Personal information
- Nationality: Chinese
- Born: 24 January 1991 (age 35) Baoding, Hebei, China
- Height: 1.63 m (5 ft 4 in)
- Weight: 56 kg (123 lb)

Sport
- Country: China
- Sport: Diving
- Event(s): 1 m, 3 m, 3 m synchro
- Club: Hebei Province

Medal record
Women's Diving
Representing China
Olympic Games
| Gold medal – first place | 2020 Tokyo | 3 m synchro |
| Silver medal – second place | 2020 Tokyo | 3m Springboard |
World Championships
| Gold medal – first place | 2015 Kazan | 3 m mixed synchro |
| Gold medal – first place | 2017 Budapest | 3 m mixed synchro |
| Gold medal – first place | 2019 Gwangju | 3 m synchro |
| Silver medal – second place | 2011 Shanghai | 1 m springboard |
| Silver medal – second place | 2013 Barcelona | 3 m springboard |
| Silver medal – second place | 2017 Budapest | 3 m springboard |
| Silver medal – second place | 2019 Gwangju | 3 m springboard |
| Bronze medal – third place | 2009 Rome | 1 m springboard |
| Bronze medal – third place | 2013 Barcelona | 1 m springboard |
Asian Games
| Gold medal – first place | 2010 Guangzhou | 3 m springboard synchro |
| Gold medal – first place | 2018 Jakarta-Palembang | 1 m springboard |
| Silver medal – second place | 2014 Incheon | 1 m springboard |
| Silver medal – second place | 2018 Jakarta-Palembang | 3 m springboard |
Universiade
| Gold medal – first place | 2011 Shenzhen | Team |
| Gold medal – first place | 2011 Shenzhen | 3 m synchro |
| Silver medal – second place | 2011 Shenzhen | 3 m springboard |

= Wang Han (diver) =

Chinese diver (born 1991)

Wang Han (王涵; born 24 January 1991) is a Chinese retired diver who specialises in the 1 meter and 3 meter springboard events. Wang won a silver medal in the 1 meter springboard event at the 2011 World Aquatics Championships.

==Early life==
Wang was born on 24 January 1991 in Baoding, Hebei. At the age of 4, she entered the Baoding Sports Kindergarten and began to practice gymnastics. In 2000, following her selection by the Hebei diving team coach, she began to practice diving.

==Sports career==
In 2005, Wang won the women's single 10-meter platform diving championship at the Asian Swimming Championships. In 2008, she was selected for the Chinese National Diving Team. In 2010, Wang won the women's synchronized 3-meter springboard championship at the 2010 Asian Games in Guangzhou and in 2013, she won the women's double 3-meter springboard championship in diving at the 12th National Games of China in Liaoning.

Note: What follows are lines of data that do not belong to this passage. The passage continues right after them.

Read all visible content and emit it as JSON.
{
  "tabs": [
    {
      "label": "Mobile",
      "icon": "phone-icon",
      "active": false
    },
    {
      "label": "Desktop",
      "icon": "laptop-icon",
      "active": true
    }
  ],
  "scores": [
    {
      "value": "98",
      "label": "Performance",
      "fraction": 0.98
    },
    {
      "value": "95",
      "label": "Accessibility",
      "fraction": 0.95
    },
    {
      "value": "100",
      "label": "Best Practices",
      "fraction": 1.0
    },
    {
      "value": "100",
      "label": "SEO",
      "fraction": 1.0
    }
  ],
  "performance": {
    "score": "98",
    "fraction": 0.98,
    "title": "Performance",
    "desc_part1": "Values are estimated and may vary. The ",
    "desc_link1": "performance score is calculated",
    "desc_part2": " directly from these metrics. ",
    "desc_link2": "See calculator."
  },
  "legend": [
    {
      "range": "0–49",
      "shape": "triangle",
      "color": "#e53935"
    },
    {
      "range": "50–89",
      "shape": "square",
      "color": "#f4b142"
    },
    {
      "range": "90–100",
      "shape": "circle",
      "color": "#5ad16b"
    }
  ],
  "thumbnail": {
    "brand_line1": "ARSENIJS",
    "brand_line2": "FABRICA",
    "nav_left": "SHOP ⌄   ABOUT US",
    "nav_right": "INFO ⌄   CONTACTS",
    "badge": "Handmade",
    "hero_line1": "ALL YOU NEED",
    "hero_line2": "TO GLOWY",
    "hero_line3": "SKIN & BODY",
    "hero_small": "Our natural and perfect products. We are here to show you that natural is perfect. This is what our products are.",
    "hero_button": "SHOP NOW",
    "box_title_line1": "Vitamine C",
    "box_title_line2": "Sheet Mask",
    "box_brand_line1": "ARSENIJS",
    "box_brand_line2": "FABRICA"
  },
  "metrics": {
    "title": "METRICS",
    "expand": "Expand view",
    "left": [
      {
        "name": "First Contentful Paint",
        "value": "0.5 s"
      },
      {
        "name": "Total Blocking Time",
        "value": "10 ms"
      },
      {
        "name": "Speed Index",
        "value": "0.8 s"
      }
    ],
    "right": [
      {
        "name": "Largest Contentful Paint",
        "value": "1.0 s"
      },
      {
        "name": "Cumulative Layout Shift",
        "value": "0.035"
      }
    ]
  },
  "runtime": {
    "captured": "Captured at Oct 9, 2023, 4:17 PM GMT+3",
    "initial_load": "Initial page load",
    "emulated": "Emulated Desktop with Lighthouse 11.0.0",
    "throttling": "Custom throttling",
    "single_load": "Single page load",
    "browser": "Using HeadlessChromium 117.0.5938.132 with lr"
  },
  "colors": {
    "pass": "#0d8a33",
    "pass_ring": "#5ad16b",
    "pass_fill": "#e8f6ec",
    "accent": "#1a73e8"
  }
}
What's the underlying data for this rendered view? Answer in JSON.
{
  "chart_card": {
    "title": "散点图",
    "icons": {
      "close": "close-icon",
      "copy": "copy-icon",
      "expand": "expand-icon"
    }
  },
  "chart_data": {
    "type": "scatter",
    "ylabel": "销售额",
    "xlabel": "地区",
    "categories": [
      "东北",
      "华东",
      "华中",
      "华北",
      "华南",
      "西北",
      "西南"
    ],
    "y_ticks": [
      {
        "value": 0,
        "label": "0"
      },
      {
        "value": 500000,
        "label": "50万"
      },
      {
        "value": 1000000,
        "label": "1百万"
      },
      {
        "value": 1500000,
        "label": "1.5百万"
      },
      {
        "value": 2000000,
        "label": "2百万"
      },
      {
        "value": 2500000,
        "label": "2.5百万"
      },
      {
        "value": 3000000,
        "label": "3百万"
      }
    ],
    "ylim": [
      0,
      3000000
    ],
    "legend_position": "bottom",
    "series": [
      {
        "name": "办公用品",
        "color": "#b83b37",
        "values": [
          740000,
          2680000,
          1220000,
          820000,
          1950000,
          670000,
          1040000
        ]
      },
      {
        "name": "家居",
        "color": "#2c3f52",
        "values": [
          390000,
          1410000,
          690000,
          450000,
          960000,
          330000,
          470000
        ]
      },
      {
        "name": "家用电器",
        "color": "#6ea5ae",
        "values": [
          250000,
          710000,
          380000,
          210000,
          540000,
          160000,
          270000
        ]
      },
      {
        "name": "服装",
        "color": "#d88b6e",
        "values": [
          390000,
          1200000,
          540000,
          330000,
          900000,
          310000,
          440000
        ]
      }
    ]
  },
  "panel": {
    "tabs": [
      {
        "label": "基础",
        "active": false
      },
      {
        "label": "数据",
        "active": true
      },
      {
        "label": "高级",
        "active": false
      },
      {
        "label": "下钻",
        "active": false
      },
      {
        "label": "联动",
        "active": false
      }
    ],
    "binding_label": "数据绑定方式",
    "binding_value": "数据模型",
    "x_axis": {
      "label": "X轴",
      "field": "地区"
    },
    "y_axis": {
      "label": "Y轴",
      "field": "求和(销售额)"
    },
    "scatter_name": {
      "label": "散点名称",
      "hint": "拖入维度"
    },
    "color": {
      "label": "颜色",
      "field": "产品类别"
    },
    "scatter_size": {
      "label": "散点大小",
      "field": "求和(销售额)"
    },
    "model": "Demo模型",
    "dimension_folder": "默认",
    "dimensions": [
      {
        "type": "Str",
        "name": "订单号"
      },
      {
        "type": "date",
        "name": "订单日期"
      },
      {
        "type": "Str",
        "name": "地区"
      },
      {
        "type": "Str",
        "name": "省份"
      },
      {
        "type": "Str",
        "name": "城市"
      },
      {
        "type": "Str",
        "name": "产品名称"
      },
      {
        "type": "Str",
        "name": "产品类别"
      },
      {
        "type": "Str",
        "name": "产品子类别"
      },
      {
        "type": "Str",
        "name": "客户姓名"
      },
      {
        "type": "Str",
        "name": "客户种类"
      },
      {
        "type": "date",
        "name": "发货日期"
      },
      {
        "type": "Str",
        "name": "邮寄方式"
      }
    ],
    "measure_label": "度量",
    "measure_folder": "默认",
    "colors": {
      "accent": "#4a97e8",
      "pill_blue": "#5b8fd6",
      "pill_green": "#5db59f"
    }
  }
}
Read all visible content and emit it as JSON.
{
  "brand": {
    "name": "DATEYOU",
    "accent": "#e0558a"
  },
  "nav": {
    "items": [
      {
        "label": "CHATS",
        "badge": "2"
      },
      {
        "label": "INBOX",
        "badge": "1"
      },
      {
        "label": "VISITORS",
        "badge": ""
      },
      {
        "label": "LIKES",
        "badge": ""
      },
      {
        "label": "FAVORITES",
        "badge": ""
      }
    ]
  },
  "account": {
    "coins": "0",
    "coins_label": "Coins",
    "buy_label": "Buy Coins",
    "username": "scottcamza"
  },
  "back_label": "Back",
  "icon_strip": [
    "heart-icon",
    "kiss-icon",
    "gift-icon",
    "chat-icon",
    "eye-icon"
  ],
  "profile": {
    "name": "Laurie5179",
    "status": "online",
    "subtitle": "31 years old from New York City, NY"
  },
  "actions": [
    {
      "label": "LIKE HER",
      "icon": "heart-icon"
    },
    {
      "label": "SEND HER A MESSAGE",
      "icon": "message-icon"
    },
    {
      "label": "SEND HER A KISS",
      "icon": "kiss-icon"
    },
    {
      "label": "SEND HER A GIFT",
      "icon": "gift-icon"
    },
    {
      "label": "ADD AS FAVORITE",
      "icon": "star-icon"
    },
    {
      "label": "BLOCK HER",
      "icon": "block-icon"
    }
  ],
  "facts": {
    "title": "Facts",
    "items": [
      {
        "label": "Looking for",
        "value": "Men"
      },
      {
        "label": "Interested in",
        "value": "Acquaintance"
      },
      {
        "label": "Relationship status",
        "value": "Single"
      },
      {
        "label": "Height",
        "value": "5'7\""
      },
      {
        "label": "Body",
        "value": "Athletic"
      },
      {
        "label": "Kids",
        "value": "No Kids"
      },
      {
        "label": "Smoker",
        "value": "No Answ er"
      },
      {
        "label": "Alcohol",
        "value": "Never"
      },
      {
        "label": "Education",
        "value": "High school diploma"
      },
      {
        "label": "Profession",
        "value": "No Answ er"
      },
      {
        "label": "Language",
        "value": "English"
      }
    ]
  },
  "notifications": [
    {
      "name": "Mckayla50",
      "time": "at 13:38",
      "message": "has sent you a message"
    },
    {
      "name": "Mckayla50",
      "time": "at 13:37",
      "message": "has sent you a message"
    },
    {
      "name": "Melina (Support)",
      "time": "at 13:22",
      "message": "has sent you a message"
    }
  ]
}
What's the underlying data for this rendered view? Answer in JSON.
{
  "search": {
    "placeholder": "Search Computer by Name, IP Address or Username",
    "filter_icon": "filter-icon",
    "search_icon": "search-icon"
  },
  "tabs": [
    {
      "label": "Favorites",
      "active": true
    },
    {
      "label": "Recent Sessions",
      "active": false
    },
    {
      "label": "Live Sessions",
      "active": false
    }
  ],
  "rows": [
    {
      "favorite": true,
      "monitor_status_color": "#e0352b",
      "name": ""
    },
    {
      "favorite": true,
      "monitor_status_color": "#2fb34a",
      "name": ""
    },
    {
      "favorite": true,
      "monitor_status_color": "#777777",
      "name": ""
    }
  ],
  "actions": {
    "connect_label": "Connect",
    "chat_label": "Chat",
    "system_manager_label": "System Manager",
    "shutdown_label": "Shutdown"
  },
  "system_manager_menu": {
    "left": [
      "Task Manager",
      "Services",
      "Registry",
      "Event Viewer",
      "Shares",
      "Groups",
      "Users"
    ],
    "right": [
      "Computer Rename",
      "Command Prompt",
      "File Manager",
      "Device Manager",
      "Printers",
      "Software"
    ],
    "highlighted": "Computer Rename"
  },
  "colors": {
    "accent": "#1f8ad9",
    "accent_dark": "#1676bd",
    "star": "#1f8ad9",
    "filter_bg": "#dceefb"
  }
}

In 2015, she won the mixed 3-meter springboard in the diving at the 16th FINA World Championships in Kazan. In 2018, Wang won the women's 1-meter springboard championship at the 18th Asian Games in Jakarta and in 2019, she and Shi Tingmao won the women's synchronized 3-meter springboard championship in diving at the 18th FINA World Aquatics Championships in Gwangju.

At the 2020 Summer Olympics in Tokyo, Wang and Shi Tingmao won the gold medal in the women's synchronized 3-meter springboard. In the women's single 3-meter springboard, she won the silver medal.

On 5 April 2022, Wang announced her retirement from international competition. On the same month, she became the coach of the Hebei diving team.

== Awards and honours ==
- On 9 August 2021, the Chinese Communist Youth League and the All-China Youth Federation awarded 39 young athletes, including Wang, the China Youth May Fourth Medal (China Youth Wusi Medal).
- On 11 August 2021, the All-China Women's Federation awarded Wang the honor of National March 8 Red Banner Bearer.
- On 3 April 2022, Wang was again awarded the China Youth May Fourth Medal by the Chinese Communist Youth League and the All-China Youth Federation on the occasion of the 100th anniversary of the founding of the Youth League.